苏洵转过身来,看着他,说道:“还有一件事——证人虽死,但李尚书的案子,不会就这么算了。太子这边,已经有人在暗中搜集证据,想要翻案。此事凶险,稍有不慎,便会引火烧身。你如今与我来往,也要万分小心,切莫让人察觉。”

林砚之心中一凛,说道:“苏大人放心,晚辈省得。”

苏洵点了点头,从袖中取出一块玉牌,递给林砚之,说道:“这是我的信物,你收好。日后若有急事,可持此玉牌,去城东的‘雅集书肆’,找一个叫陆明的人。他会帮你传信给我。”

林砚之双手接过玉牌,仔细收好。玉牌不大,温润细腻,上面刻着一个“苏”字。

苏洵又叮嘱了几句,便让他离开了。林砚之悄悄离开醉仙楼,沿着来时的路,小心翼翼地返回书坊。

夜风微凉,吹在身上,却驱不散他心中的火热。他知道,今夜之后,他的命运,将彻底改变。他不再只是一个寒门秀才,不再是抄书先生,而是踏入了那个波诡云谲的朝堂之争,成为了太子一党的人。

这条路,凶险万分,却也充满机遇。

他想起苏洵最后说的那句话:“太子胜,你或许能飞黄腾达;太子败,你便是万劫不复。”

他抬起头,看着夜空中稀疏的星辰,喃喃自语:“既然选择了这条路,那便只有走下去,走到尽头,走到天亮。”

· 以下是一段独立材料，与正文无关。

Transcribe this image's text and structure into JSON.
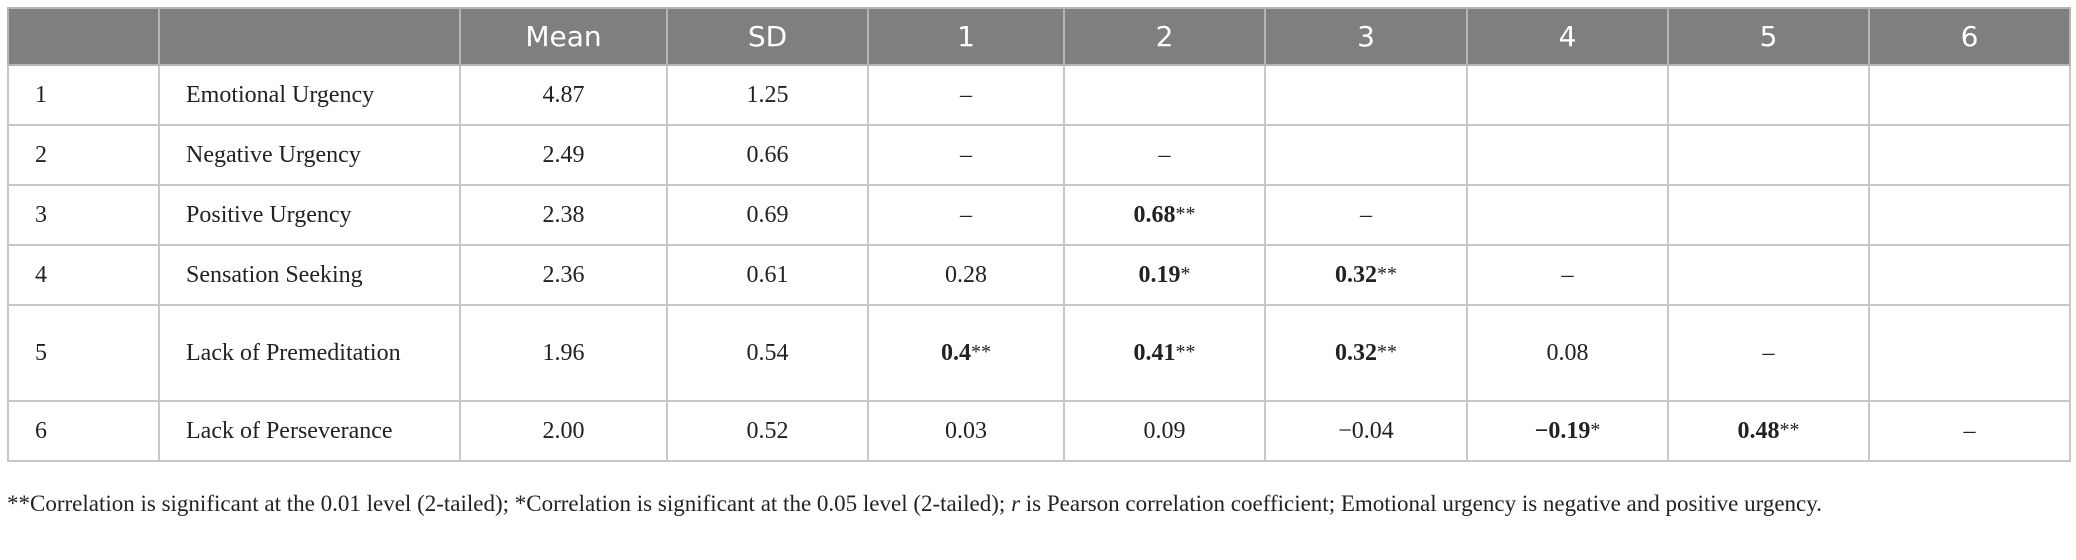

回到书坊,林砚之轻轻推开房门,没有点灯,就那样在黑暗中坐了很久。

他摸了摸怀里的玉牌,冰冷的触感,让他愈发清醒。他知道,从今往后,他要更加小心,更加谨慎。一举一动,一言一行,都可能被人盯上,都可能成为别人攻击的把柄。

但他不怕。

他来自后世,知道历史的风向,知道这场夺嫡之争,最终是谁胜出。他只需要在那之前,积蓄力量,保全自己,等待时机。

窗外,天色渐渐泛白,新的一天即将开始。

林砚之站起身来,走到书桌前,点亮油灯,摊开书籍,开始新一天的晨读。他的声音低沉而平稳,仿佛什么都没有发生过。

只是,在他心底,一团火焰,已经悄然燃起。

接下来的日子,表面上一如往常。林砚之依旧每日抄书、读书,偶尔与周文等人聊聊学问,偶尔去街市上逛逛,听听市井传闻。

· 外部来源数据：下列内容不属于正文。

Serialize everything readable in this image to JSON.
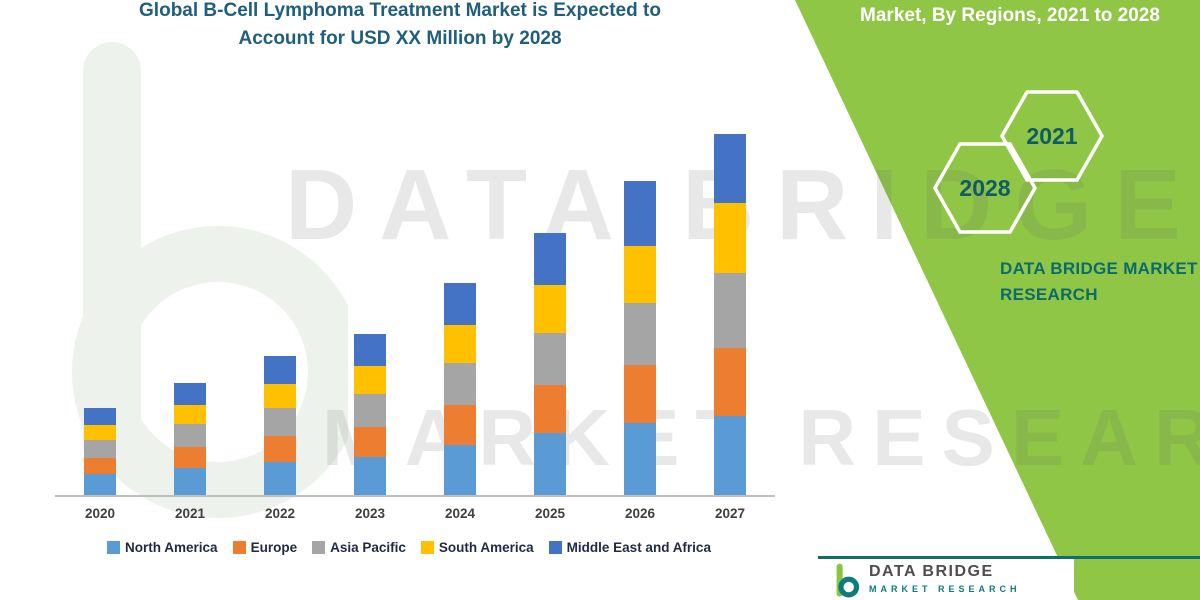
{
  "title": {
    "line1": "Global B-Cell Lymphoma Treatment Market is Expected to",
    "line2": "Account for USD XX Million by 2028"
  },
  "banner": {
    "heading": "Market, By Regions, 2021 to 2028",
    "hex_back": "2028",
    "hex_front": "2021",
    "brand_line1": "DATA BRIDGE MARKET",
    "brand_line2": "RESEARCH"
  },
  "watermark": {
    "line1": "DATA BRIDGE",
    "line2": "MARKET RESEARCH",
    "logo": "data-bridge-b-watermark"
  },
  "footer": {
    "brand": "DATA BRIDGE",
    "sub_brand": "MARKET RESEARCH"
  },
  "colors": {
    "accent_green": "#8FC645",
    "teal": "#0E6E6E",
    "title_blue": "#1F5F7B",
    "axis_gray": "#BFBFBF"
  },
  "chart_data": {
    "type": "bar",
    "stacked": true,
    "title": "Global B-Cell Lymphoma Treatment Market is Expected to Account for USD XX Million by 2028",
    "xlabel": "",
    "ylabel": "",
    "units": "relative (no y-axis shown; market sized in USD XX Million)",
    "grid": false,
    "legend_position": "bottom",
    "categories": [
      "2020",
      "2021",
      "2022",
      "2023",
      "2024",
      "2025",
      "2026",
      "2027"
    ],
    "series": [
      {
        "name": "North America",
        "color": "#5B9BD5",
        "values": [
          21,
          27,
          33,
          38,
          50,
          62,
          72,
          79
        ]
      },
      {
        "name": "Europe",
        "color": "#ED7D31",
        "values": [
          16,
          21,
          26,
          30,
          40,
          48,
          58,
          68
        ]
      },
      {
        "name": "Asia Pacific",
        "color": "#A5A5A5",
        "values": [
          18,
          23,
          28,
          33,
          42,
          52,
          62,
          75
        ]
      },
      {
        "name": "South America",
        "color": "#FFC000",
        "values": [
          15,
          19,
          24,
          28,
          38,
          48,
          57,
          70
        ]
      },
      {
        "name": "Middle East and Africa",
        "color": "#4472C4",
        "values": [
          17,
          22,
          28,
          32,
          42,
          52,
          65,
          69
        ]
      }
    ],
    "totals": [
      87,
      112,
      139,
      161,
      212,
      262,
      314,
      361
    ]
  }
}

但暗地里,他开始更加留意朝堂的动静,更加关注那些往来书坊的客人。他发现,有些人,看似只是普通书生,实则眼神锐利,举止干练,分明是官府的暗探;有些人,看似只是来买书的富商,实则与书坊里的某些人,暗中传递消息。

他不动声色,将这一切默默记在心里。

这日午后,林砚之正在抄写一本《史记》,周文忽然走进来,在他身旁坐下,神色有些古怪,压低声音说道:“林兄,你听说了吗?礼部李尚书的案子,又有了新动静。”

林砚之手中毛笔不停,只是抬眼看了他一下,低声问道:“何事?”

周文凑近了些,声音压得更低:“听说,有人向大理寺递交了一份新的证据,是一份账册,上面详细记录了这些年礼部收受科考考生贿赂的数目,以及这些银子的去向。据说,那账册上,牵扯到的人,不止李尚书一个,还有好几位朝中大员,甚至……甚至还有一位皇子。”

林砚之心头一震,手中毛笔微微一顿,随即恢复正常,低声道:“账册从何而来?”

周文摇了摇头,说道:“不清楚。有人说是李尚书的亲信交出来的,有人说是二皇子那边的人查出来的,还有人说是太子这边的人暗中搜集的。众说纷纭,谁也说不清。”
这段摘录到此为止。